Saving lives is not so simple. First of all, the focus on drug prices under-states the expense and difficulty of treatment. Three hundred and four dollars is just the price of the first-line therapy drugs per year. The population first needs to be tested to see who is HIV-positive. Patients need to have their viral load tested to see if they should start taking drugs and, after taking them, if the drugs are working to decrease the viral load. The drugs are toxic, with potentially severe side effects. Health workers need to adjust the combination of drugs when side effects are too extreme. Patients need counseling and monitoring to make sure they are taking the medicine (if there is less than full adherence to treatment, the virus builds up resistance to the drugs). Patients also need treatment for the opportunistic infections that afflict AIDS sufferers. So treatment is more expensive than just the cost of the drugs. The World Health Organization is working with a figure of $1,500 per year per patient for delivering treatment to prolong the life of an AIDS patient by one year. Even if the WHO can drive down the price of the drugs further, the cost per year would still be $1,200. Other experts use similar fig-ures.15 But is even this number too high to justify giving a person another year of life?

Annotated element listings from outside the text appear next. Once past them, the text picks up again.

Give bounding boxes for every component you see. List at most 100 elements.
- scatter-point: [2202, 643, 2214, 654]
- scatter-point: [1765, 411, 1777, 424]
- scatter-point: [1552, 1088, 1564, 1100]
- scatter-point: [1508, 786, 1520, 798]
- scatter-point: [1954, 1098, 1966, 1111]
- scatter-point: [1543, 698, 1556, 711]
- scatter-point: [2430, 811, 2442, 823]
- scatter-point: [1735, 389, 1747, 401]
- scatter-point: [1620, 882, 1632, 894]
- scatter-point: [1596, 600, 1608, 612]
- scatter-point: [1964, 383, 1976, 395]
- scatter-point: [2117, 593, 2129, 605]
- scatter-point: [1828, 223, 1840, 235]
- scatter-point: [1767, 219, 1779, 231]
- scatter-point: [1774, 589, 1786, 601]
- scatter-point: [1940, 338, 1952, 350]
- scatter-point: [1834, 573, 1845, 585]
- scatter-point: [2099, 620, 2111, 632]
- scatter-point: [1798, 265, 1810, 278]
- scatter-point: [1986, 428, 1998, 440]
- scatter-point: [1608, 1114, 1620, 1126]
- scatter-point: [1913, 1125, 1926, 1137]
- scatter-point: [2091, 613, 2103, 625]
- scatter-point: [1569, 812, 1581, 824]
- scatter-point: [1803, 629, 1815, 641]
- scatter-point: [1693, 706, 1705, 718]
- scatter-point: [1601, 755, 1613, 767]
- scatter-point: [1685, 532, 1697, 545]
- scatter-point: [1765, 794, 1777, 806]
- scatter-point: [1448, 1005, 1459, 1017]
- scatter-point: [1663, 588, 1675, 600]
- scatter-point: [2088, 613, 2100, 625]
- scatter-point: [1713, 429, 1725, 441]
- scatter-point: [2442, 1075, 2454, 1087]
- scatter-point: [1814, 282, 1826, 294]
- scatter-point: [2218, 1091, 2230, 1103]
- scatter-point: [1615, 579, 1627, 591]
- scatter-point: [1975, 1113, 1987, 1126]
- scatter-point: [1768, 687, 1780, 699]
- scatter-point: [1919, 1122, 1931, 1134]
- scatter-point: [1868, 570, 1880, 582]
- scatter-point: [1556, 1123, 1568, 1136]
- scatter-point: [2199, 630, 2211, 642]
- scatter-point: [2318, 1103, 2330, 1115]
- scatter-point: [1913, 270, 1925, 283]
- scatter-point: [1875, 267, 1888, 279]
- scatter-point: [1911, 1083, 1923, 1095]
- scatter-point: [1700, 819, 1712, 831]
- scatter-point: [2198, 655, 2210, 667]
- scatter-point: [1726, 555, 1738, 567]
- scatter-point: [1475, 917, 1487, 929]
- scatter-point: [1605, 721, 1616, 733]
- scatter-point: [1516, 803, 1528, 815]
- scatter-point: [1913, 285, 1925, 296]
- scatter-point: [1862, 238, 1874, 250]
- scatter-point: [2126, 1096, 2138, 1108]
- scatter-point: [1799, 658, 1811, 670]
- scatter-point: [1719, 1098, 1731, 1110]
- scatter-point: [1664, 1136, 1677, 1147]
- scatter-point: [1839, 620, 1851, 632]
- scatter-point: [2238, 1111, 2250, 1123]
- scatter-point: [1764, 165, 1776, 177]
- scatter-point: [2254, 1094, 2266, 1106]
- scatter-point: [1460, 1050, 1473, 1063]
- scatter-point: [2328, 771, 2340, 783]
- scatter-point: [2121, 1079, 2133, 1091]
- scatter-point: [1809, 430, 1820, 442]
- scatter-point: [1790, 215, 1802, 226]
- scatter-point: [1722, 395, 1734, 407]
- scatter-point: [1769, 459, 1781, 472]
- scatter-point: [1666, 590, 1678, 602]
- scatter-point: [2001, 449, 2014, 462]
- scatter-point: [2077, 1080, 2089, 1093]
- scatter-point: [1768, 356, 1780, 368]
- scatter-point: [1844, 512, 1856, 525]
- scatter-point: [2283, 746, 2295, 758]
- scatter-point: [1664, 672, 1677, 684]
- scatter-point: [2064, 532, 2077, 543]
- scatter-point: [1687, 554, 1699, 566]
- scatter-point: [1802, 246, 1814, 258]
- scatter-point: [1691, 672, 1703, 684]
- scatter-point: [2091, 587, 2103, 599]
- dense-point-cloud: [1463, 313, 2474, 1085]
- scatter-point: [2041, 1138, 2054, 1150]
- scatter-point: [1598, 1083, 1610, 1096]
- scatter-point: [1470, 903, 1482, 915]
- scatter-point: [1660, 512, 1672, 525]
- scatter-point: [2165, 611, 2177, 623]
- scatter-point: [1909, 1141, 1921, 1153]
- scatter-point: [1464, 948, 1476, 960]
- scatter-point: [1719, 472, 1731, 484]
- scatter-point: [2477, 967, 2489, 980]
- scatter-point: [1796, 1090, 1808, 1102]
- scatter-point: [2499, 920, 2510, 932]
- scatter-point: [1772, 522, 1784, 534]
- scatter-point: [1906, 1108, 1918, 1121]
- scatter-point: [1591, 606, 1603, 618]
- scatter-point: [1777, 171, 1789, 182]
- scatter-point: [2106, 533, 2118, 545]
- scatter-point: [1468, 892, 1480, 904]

The advocates for treatment stress the universal human right for HIV-positive patients to have access to life-saving health care, no matter what the cost. This is a great ideal, but a utopian one. There are also other ideals—first of all, prevention of the further spread of AIDS. And what about the universal human right for health care for other killer diseases, freedom from starvation, and access to clean water? Who chose the human right of universal treatment of AIDS over the other human rights? A non-utopian approach would make the tough choices to spend foreign aid resources in a way that reached the most people with their most urgent needs.